En el camino hacia el norte, Kali pisaba los talones de los dominantes, la atmósfera se volvió densa con la tensión y la promesa de violencia inminente.

—¿Qué ocurre, Dimitri? —preguntó Raenari percatándose de la deceleración del príncipe, su voz tensa augurando lo peor.

—Alguien nos persigue —respondió Dimitri, sus ojos fijos en el horizonte mientras desenvainaba su espada con un gesto fluido y preciso—. Me encargaré de él. Regresaré enseguida.

Raenari asintió, sus brazos estaba tensos por la sujeción de Renoir mientras observaba de reojo a Dimitri alejarse para enfrentar al enemigo desconocido.

Con el corazón latiendo con fuerza, se volvió avistando así al heredero, quien se erguía con una confianza desafiante en la distancia.

—Maldición —masculló Raenari, deteniéndose en seco y colocando suavemente a Renoir en el suelo—. Espera aquí, Renoir.
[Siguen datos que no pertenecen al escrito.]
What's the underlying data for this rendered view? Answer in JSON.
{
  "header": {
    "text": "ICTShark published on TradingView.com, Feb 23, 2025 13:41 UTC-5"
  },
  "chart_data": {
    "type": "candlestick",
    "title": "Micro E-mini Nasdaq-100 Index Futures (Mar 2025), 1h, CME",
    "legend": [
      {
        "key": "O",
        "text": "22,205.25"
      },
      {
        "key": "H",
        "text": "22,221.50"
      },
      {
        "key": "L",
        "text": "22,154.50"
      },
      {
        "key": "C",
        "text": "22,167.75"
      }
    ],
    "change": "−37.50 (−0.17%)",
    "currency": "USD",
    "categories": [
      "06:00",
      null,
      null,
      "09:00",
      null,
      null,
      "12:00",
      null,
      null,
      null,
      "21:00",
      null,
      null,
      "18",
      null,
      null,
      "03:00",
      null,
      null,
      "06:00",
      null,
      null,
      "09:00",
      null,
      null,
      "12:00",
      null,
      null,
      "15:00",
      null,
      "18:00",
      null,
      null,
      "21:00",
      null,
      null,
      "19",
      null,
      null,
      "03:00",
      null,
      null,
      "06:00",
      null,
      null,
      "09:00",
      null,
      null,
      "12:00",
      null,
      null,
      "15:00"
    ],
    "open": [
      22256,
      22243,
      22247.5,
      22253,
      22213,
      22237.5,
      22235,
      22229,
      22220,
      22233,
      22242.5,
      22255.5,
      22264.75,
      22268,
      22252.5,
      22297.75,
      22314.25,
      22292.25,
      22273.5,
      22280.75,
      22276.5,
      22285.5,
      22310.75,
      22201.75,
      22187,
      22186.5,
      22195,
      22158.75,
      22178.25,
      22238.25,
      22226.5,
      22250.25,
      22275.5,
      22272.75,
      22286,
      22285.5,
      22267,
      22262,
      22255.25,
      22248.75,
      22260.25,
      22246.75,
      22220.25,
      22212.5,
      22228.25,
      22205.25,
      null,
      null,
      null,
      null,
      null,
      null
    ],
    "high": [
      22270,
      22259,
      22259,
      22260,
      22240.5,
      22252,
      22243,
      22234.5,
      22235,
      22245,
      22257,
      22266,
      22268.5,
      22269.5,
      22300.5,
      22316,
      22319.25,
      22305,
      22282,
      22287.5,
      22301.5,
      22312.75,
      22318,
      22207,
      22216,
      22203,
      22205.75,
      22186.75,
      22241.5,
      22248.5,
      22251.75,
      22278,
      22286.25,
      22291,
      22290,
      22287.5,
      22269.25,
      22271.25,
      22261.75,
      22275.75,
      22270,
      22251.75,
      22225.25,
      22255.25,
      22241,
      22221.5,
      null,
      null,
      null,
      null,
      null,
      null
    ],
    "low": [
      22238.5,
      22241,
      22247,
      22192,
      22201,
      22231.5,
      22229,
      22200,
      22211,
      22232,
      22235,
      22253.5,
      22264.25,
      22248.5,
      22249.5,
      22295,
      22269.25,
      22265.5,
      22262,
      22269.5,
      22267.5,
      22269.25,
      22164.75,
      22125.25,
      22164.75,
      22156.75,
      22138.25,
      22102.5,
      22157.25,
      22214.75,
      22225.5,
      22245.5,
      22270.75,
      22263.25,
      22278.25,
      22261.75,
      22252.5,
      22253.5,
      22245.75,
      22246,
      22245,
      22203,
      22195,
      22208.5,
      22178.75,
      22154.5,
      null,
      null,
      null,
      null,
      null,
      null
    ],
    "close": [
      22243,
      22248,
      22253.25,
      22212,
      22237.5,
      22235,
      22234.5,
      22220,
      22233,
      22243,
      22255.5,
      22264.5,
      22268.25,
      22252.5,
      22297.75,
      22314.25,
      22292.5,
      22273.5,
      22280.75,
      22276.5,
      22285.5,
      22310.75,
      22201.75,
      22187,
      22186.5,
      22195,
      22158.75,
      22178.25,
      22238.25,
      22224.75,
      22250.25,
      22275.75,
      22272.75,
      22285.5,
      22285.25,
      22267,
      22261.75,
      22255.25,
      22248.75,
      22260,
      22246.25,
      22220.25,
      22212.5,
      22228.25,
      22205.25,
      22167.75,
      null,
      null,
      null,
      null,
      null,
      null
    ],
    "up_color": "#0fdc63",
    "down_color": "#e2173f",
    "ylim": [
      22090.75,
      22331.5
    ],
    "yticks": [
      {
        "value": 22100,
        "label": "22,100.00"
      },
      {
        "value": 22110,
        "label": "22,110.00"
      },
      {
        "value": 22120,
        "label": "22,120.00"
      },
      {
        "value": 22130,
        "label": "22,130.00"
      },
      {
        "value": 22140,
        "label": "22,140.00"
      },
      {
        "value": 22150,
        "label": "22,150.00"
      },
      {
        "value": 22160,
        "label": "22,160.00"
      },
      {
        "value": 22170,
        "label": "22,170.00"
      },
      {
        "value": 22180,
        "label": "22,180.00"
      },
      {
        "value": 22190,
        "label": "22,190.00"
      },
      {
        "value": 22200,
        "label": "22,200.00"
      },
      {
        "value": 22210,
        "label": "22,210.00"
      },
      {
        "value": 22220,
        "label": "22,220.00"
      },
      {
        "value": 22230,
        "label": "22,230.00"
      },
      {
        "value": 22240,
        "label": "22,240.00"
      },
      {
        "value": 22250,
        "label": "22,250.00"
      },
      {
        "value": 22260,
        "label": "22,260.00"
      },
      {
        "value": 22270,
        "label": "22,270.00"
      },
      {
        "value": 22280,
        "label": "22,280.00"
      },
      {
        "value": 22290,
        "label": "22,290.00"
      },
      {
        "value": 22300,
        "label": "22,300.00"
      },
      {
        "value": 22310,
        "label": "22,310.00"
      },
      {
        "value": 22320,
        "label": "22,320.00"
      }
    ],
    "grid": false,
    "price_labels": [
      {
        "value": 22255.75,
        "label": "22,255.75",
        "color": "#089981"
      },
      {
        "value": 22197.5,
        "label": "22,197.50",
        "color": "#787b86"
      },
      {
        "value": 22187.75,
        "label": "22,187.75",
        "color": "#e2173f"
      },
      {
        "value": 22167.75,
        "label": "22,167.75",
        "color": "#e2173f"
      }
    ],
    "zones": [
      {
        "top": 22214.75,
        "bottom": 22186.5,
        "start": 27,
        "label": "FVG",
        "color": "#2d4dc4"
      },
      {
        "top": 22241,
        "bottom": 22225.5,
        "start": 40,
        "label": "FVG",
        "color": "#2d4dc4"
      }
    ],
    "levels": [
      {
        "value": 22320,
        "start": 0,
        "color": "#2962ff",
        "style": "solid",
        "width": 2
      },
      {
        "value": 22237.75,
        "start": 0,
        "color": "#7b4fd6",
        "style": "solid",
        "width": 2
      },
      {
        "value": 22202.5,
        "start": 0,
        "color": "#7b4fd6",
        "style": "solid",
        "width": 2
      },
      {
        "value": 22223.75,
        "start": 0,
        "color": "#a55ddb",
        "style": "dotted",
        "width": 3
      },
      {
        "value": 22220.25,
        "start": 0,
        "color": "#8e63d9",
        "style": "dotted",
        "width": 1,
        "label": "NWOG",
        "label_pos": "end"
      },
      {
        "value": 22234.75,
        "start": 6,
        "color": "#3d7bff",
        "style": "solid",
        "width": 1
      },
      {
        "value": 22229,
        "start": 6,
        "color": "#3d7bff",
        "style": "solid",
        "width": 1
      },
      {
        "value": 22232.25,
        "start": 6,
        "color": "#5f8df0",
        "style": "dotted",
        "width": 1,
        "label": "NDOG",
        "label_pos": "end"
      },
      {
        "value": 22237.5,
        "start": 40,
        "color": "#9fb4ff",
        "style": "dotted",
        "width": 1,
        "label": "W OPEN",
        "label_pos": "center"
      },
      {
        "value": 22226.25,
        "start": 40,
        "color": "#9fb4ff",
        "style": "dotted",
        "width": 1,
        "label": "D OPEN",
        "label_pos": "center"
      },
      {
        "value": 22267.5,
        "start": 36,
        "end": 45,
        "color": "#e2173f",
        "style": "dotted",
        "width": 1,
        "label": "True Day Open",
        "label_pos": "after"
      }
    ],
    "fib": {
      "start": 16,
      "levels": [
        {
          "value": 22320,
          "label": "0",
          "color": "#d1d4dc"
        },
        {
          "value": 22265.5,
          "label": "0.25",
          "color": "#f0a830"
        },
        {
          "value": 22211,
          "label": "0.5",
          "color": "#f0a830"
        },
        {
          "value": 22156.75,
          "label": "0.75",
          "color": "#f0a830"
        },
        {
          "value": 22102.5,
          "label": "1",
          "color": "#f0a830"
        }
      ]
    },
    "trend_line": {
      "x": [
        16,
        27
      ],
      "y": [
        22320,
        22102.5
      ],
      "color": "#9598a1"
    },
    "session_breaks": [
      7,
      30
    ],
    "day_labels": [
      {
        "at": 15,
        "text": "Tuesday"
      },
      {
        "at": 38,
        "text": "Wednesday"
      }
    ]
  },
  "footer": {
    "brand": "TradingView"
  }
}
Volveré pronto —se despidió entre caricias de un inconsciente Renoir.

Dimitri evaluó al heredero con cautela, reconociendo al formidable adversario que se interponía en su camino.

—No bajemos la guardia —advirtió Raenari mientras se unía a él, desenvainando su espada con un movimiento elegante y letal, sus ojos fijos en el heredero con determinación.

—Así me gusta —murmuró Kali con una sonrisa desafiante—. Retomemos donde lo dejamos.

—¡Conmigo! —avisó Raenari con un gesto de complicidad hacia Dimitri mientras este le imbuía su hoja en sacro.

Ambos se lanzaron hacia el heredero con ferocidad y determinación, preparados para el combate.